Either way, the asset itself never needs to live on application servers, and you never spend egress bandwidth proxying it. The CDN does the gatekeeping for you.

Failure modes worth mentioning

Section titled “Failure modes worth mentioning”

Origin overload during cold cache. A new region goes live, a popular asset is purged, or a sudden viral event blows out the cache. Mitigations: stale-while-revalidate, stale-if-error, request coalescing (one origin fetch per unique URL even under 1M concurrent edge requests), and origin shields (a regional cache tier that absorbs traffic before it hits origin).
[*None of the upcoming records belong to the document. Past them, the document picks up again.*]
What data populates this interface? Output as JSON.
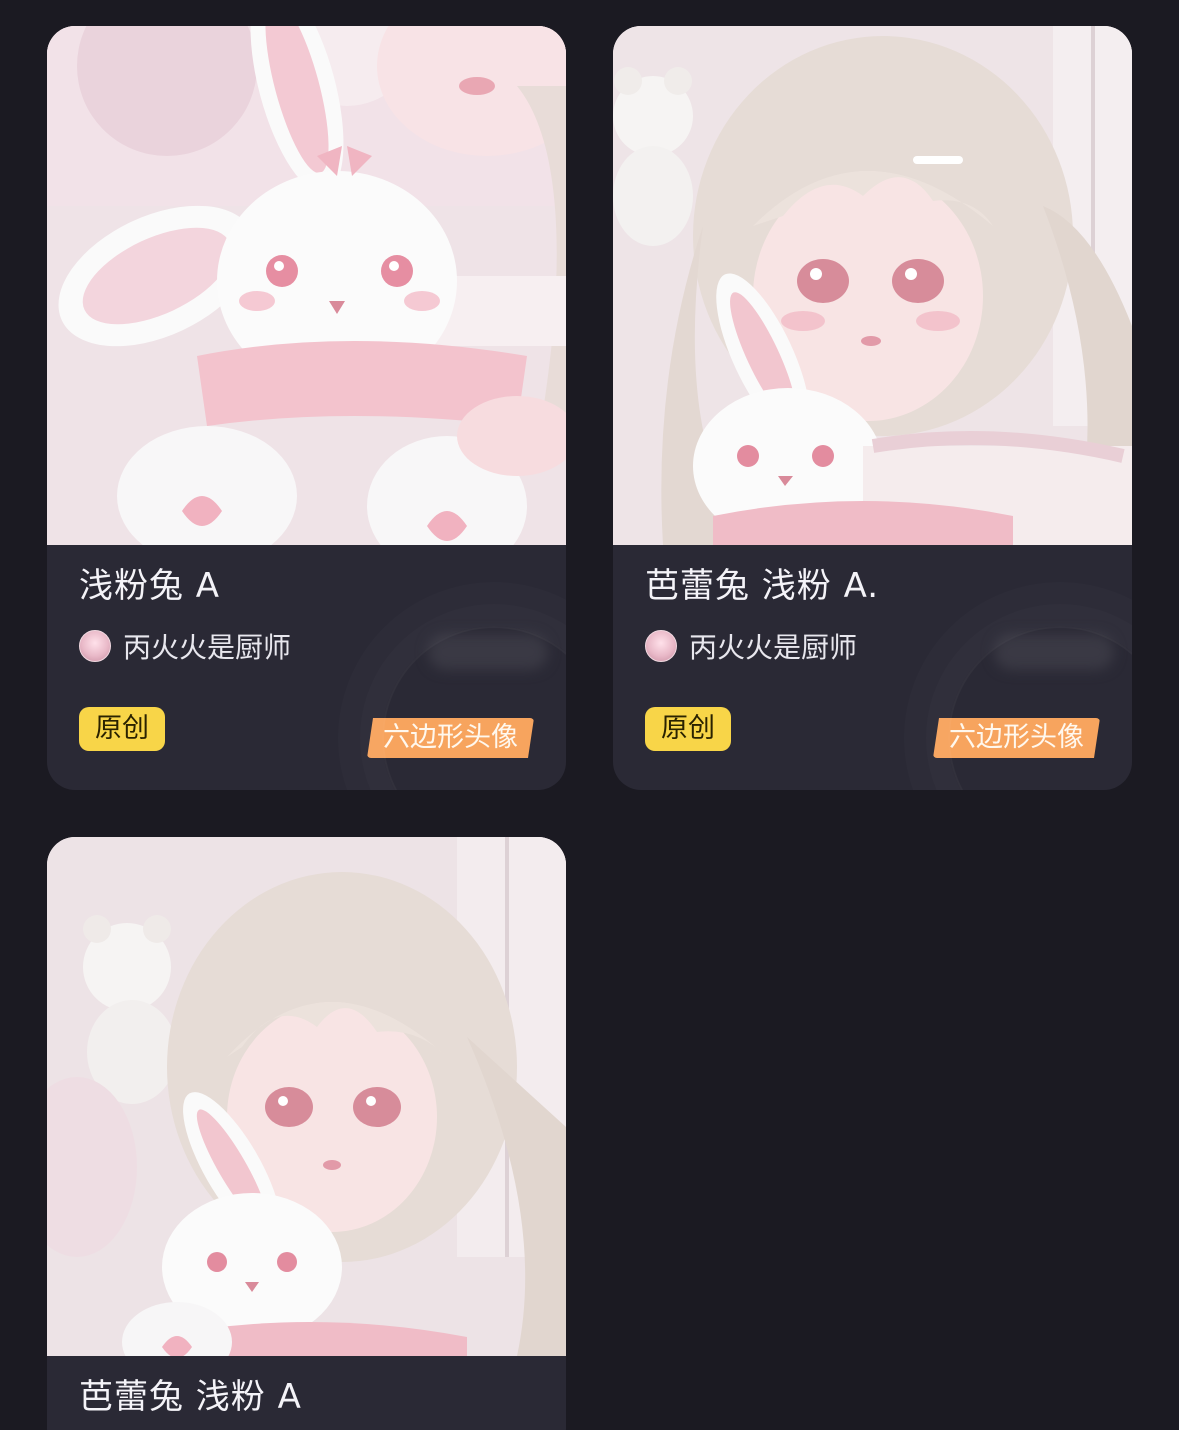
{
  "cards": [
    {
      "title": "浅粉兔 A",
      "author": "丙火火是厨师",
      "badge_original": "原创",
      "badge_type": "六边形头像",
      "art": "anime-girl-with-white-bunny-plush-closeup"
    },
    {
      "title": "芭蕾兔 浅粉 A.",
      "author": "丙火火是厨师",
      "badge_original": "原创",
      "badge_type": "六边形头像",
      "art": "anime-girl-silver-hair-holding-bunny"
    },
    {
      "title": "芭蕾兔 浅粉 A",
      "art": "anime-girl-silver-hair-holding-bunny"
    }
  ],
  "colors": {
    "page_bg": "#1b1a22",
    "card_bg": "#2a2935",
    "badge_original": "#f8d548",
    "badge_type": "#f7a45e"
  }
}
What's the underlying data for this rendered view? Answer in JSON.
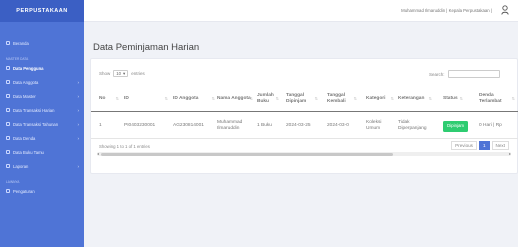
{
  "app": {
    "brand": "PERPUSTAKAAN"
  },
  "sidebar": {
    "items": [
      {
        "label": "Beranda",
        "type": "item"
      },
      {
        "label": "MASTER DATA",
        "type": "heading"
      },
      {
        "label": "Data Pengguna",
        "type": "item",
        "active": true
      },
      {
        "label": "Data Anggota",
        "type": "item",
        "chevron": true
      },
      {
        "label": "Data Master",
        "type": "item",
        "chevron": true
      },
      {
        "label": "Data Transaksi Harian",
        "type": "item",
        "chevron": true
      },
      {
        "label": "Data Transaksi Tahunan",
        "type": "item",
        "chevron": true
      },
      {
        "label": "Data Denda",
        "type": "item",
        "chevron": true
      },
      {
        "label": "Data Buku Tamu",
        "type": "item"
      },
      {
        "label": "Laporan",
        "type": "item",
        "chevron": true
      },
      {
        "label": "LAINNYA",
        "type": "heading"
      },
      {
        "label": "Pengaturan",
        "type": "item"
      }
    ]
  },
  "topbar": {
    "user": "Muhammad Ilmaruddin | Kepala Perpustakaan |"
  },
  "page": {
    "title": "Data Peminjaman Harian"
  },
  "table_controls": {
    "show_label": "Show",
    "entries_value": "10",
    "entries_label": "entries",
    "search_label": "Search:",
    "info": "Showing 1 to 1 of 1 entries",
    "prev": "Previous",
    "page": "1",
    "next": "Next"
  },
  "table": {
    "headers": [
      "No",
      "ID",
      "ID Anggota",
      "Nama Anggota",
      "Jumlah Buku",
      "Tanggal Dipinjam",
      "Tanggal Kembali",
      "Kategori",
      "Keterangan",
      "Status",
      "Denda Terlambat"
    ],
    "rows": [
      [
        "1",
        "PI0403230001",
        "AG230814001",
        "Muhammad Ilmaruddin",
        "1 Buku",
        "2024-03-25",
        "2024-03-0",
        "Koleksi Umum",
        "Tidak Diperpanjang",
        "Dipinjam",
        "0 Hari | Rp"
      ]
    ]
  },
  "colors": {
    "sidebar": "#4f74d6",
    "status_badge": "#2ecc71"
  }
}
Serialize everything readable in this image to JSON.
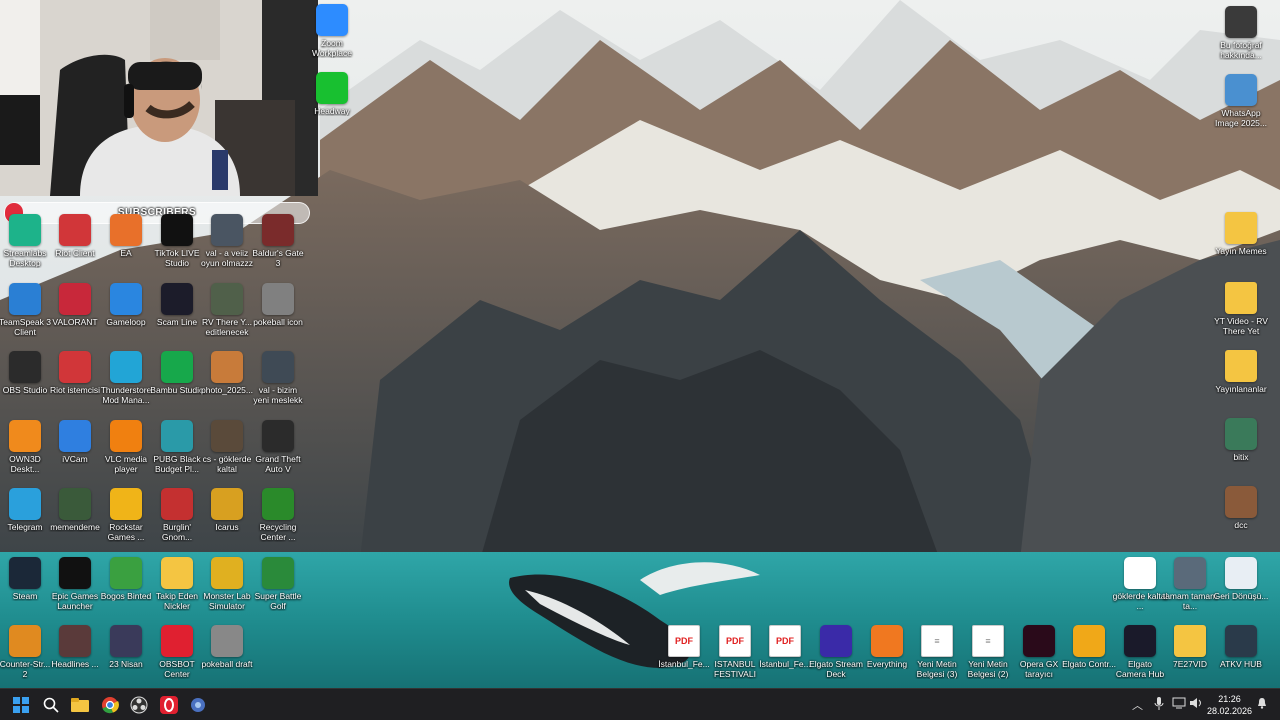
{
  "stream_overlay": {
    "subscriber_label": "SUBSCRIBERS",
    "subscriber_progress_percent": 6
  },
  "desktop_icons": [
    {
      "label": "Streamlabs Desktop",
      "icon": "streamlabs-icon",
      "color": "#1db38a"
    },
    {
      "label": "Riot Client",
      "icon": "riot-client-icon",
      "color": "#d13639"
    },
    {
      "label": "EA",
      "icon": "ea-icon",
      "color": "#e8702a"
    },
    {
      "label": "TikTok LIVE Studio",
      "icon": "tiktok-icon",
      "color": "#111111"
    },
    {
      "label": "val - a veiiz oyun olmazzz",
      "icon": "video-file-icon",
      "color": "#4a5562"
    },
    {
      "label": "Baldur's Gate 3",
      "icon": "baldurs-gate-icon",
      "color": "#7a2b2b"
    },
    {
      "label": "TeamSpeak 3 Client",
      "icon": "teamspeak-icon",
      "color": "#2a7fd4"
    },
    {
      "label": "VALORANT",
      "icon": "valorant-icon",
      "color": "#c8283a"
    },
    {
      "label": "Gameloop",
      "icon": "gameloop-icon",
      "color": "#2a86e0"
    },
    {
      "label": "Scam Line",
      "icon": "scam-line-icon",
      "color": "#1c1c2a"
    },
    {
      "label": "RV There Y... editlenecek",
      "icon": "video-file-icon",
      "color": "#50604a"
    },
    {
      "label": "pokeball icon",
      "icon": "image-file-icon",
      "color": "#808080"
    },
    {
      "label": "OBS Studio",
      "icon": "obs-icon",
      "color": "#2b2b2b"
    },
    {
      "label": "Riot istemcisi",
      "icon": "riot-client-icon",
      "color": "#d13639"
    },
    {
      "label": "Thunderstore Mod Mana...",
      "icon": "thunderstore-icon",
      "color": "#22a5d6"
    },
    {
      "label": "Bambu Studio",
      "icon": "bambu-icon",
      "color": "#17a84b"
    },
    {
      "label": "photo_2025...",
      "icon": "image-file-icon",
      "color": "#c87b3a"
    },
    {
      "label": "val - bizim yeni meslekk",
      "icon": "video-file-icon",
      "color": "#3f4a55"
    },
    {
      "label": "OWN3D Deskt...",
      "icon": "own3d-icon",
      "color": "#f08a1c"
    },
    {
      "label": "iVCam",
      "icon": "ivcam-icon",
      "color": "#2f7fe0"
    },
    {
      "label": "VLC media player",
      "icon": "vlc-icon",
      "color": "#f08010"
    },
    {
      "label": "PUBG Black Budget Pl...",
      "icon": "pubg-icon",
      "color": "#2a9aa8"
    },
    {
      "label": "cs - göklerde kaltal",
      "icon": "video-file-icon",
      "color": "#5a4a3a"
    },
    {
      "label": "Grand Theft Auto V",
      "icon": "gta-icon",
      "color": "#2b2b2b"
    },
    {
      "label": "Telegram",
      "icon": "telegram-icon",
      "color": "#2aa0dc"
    },
    {
      "label": "memendeme",
      "icon": "memendeme-icon",
      "color": "#3a5a3a"
    },
    {
      "label": "Rockstar Games ...",
      "icon": "rockstar-icon",
      "color": "#f0b418"
    },
    {
      "label": "Burglin' Gnom...",
      "icon": "burglin-gnomes-icon",
      "color": "#c43030"
    },
    {
      "label": "Icarus",
      "icon": "icarus-icon",
      "color": "#d8a020"
    },
    {
      "label": "Recycling Center ...",
      "icon": "recycling-center-icon",
      "color": "#2a8a2a"
    },
    {
      "label": "Steam",
      "icon": "steam-icon",
      "color": "#1b2838"
    },
    {
      "label": "Epic Games Launcher",
      "icon": "epic-games-icon",
      "color": "#111111"
    },
    {
      "label": "Bogos Binted",
      "icon": "bogos-binted-icon",
      "color": "#3aa040"
    },
    {
      "label": "Takip Eden Nickler",
      "icon": "text-file-icon",
      "color": "#f4c542"
    },
    {
      "label": "Monster Lab Simulator",
      "icon": "monster-lab-icon",
      "color": "#e0b020"
    },
    {
      "label": "Super Battle Golf",
      "icon": "super-battle-golf-icon",
      "color": "#2a8a3a"
    },
    {
      "label": "Counter-Str... 2",
      "icon": "counter-strike-icon",
      "color": "#e08a20"
    },
    {
      "label": "Headlines ...",
      "icon": "headlines-icon",
      "color": "#5a3a3a"
    },
    {
      "label": "23 Nisan",
      "icon": "image-file-icon",
      "color": "#3a3a5a"
    },
    {
      "label": "OBSBOT Center",
      "icon": "obsbot-icon",
      "color": "#e02030"
    },
    {
      "label": "pokeball draft",
      "icon": "image-file-icon",
      "color": "#888888"
    }
  ],
  "top_icons": [
    {
      "label": "Zoom Workplace",
      "icon": "zoom-icon",
      "color": "#2d8cff"
    },
    {
      "label": "Headway",
      "icon": "headway-icon",
      "color": "#18c030"
    }
  ],
  "right_icons": [
    {
      "label": "Bu fotoğraf hakkında...",
      "icon": "camera-lens-icon",
      "color": "#3a3a3a"
    },
    {
      "label": "WhatsApp Image 2025...",
      "icon": "image-file-icon",
      "color": "#4a90d0"
    },
    {
      "label": "Yayın Memes",
      "icon": "folder-icon",
      "color": "#f4c542"
    },
    {
      "label": "YT Video - RV There Yet",
      "icon": "folder-icon",
      "color": "#f4c542"
    },
    {
      "label": "Yayınlananlar",
      "icon": "folder-icon",
      "color": "#f4c542"
    },
    {
      "label": "bitix",
      "icon": "image-file-icon",
      "color": "#3a7a5a"
    },
    {
      "label": "dcc",
      "icon": "image-file-icon",
      "color": "#8a5a3a"
    }
  ],
  "bottom_icons": [
    {
      "label": "göklerde kaltal ...",
      "icon": "video-file-icon",
      "color": "#ffffff"
    },
    {
      "label": "tamam tamam ta...",
      "icon": "video-file-icon",
      "color": "#5a6a7a"
    },
    {
      "label": "Geri Dönüşü...",
      "icon": "recycle-bin-icon",
      "color": "#e8eef4"
    }
  ],
  "bottom_row_icons": [
    {
      "label": "İstanbul_Fe...",
      "icon": "pdf-icon",
      "type": "pdf"
    },
    {
      "label": "ISTANBUL FESTIVALI 3...",
      "icon": "pdf-icon",
      "type": "pdf"
    },
    {
      "label": "İstanbul_Fe...",
      "icon": "pdf-icon",
      "type": "pdf"
    },
    {
      "label": "Elgato Stream Deck",
      "icon": "stream-deck-icon",
      "color": "#3a2aa8"
    },
    {
      "label": "Everything",
      "icon": "everything-icon",
      "color": "#f07820"
    },
    {
      "label": "Yeni Metin Belgesi (3)",
      "icon": "text-file-icon",
      "type": "doc"
    },
    {
      "label": "Yeni Metin Belgesi (2)",
      "icon": "text-file-icon",
      "type": "doc"
    },
    {
      "label": "Opera GX tarayıcı",
      "icon": "opera-gx-icon",
      "color": "#2a0a1a"
    },
    {
      "label": "Elgato Contr...",
      "icon": "elgato-control-icon",
      "color": "#f0a818"
    },
    {
      "label": "Elgato Camera Hub",
      "icon": "elgato-camera-hub-icon",
      "color": "#1a1a2a"
    },
    {
      "label": "7E27VID",
      "icon": "folder-icon",
      "color": "#f4c542"
    },
    {
      "label": "ATKV HUB",
      "icon": "atkv-hub-icon",
      "color": "#2a3a4a"
    }
  ],
  "taskbar": {
    "pinned": [
      {
        "name": "start-button",
        "icon": "windows-icon"
      },
      {
        "name": "search-button",
        "icon": "search-icon"
      },
      {
        "name": "file-explorer-button",
        "icon": "folder-icon"
      },
      {
        "name": "chrome-button",
        "icon": "chrome-icon"
      },
      {
        "name": "obs-taskbar-button",
        "icon": "obs-icon"
      },
      {
        "name": "opera-taskbar-button",
        "icon": "opera-icon"
      },
      {
        "name": "app-taskbar-button",
        "icon": "app-icon"
      }
    ],
    "time": "21:26",
    "date": "28.02.2026"
  }
}
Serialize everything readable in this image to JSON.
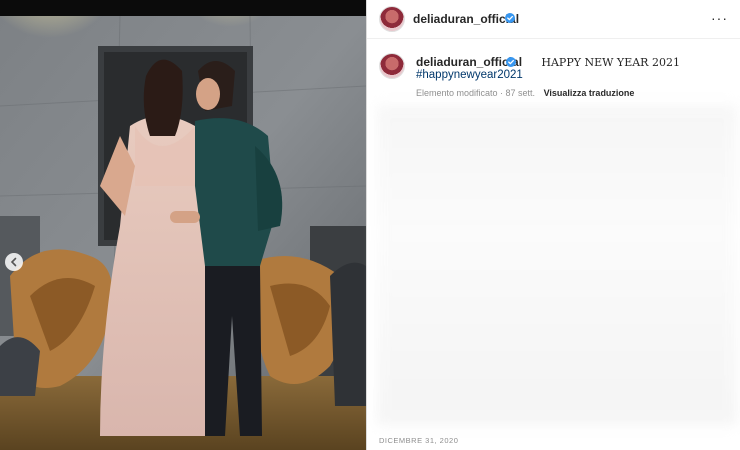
{
  "post": {
    "username": "deliaduran_official",
    "caption": "HAPPY NEW YEAR 2021",
    "hashtag": "#happynewyear2021",
    "edited_label": "Elemento modificato · 87 sett.",
    "translate_label": "Visualizza traduzione",
    "date": "DICEMBRE 31, 2020",
    "more_icon": "···"
  },
  "colors": {
    "verified": "#3897f0",
    "link": "#00376b",
    "muted": "#8e8e8e"
  },
  "icons": {
    "verified": "verified-badge-icon",
    "more": "more-options-icon",
    "prev": "chevron-left-icon"
  }
}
Cache poisoning. Attackers feed bad headers, the CDN keys on them, and the wrong content is served to everyone. Mitigation: be explicit about which headers vary the cache key; never trust unsanitized input as a cache dimension.

Tier separation. Browser cache, CDN edge cache, regional shield, origin. Each level has its own TTL. Stale content at any level can confuse users. Document the chain when you talk about it.

What to say in an interview

Section titled “What to say in an interview”

If the prompt is anything with public content at scale, drop a clean one-liner:

“Static assets and media are served via a CDN with content-hashed URLs, so we cache them at the edge for a year. HTML responses are cached for 60 seconds with stale-while-revalidate=600, so a request after expiration still returns instantly while the edge refreshes in the background. Private media uses signed URLs that expire in 5 minutes.”

That’s three sentences, and it covers TTL strategy, revalidation, and access control — most of what an interviewer wants to hear about CDNs.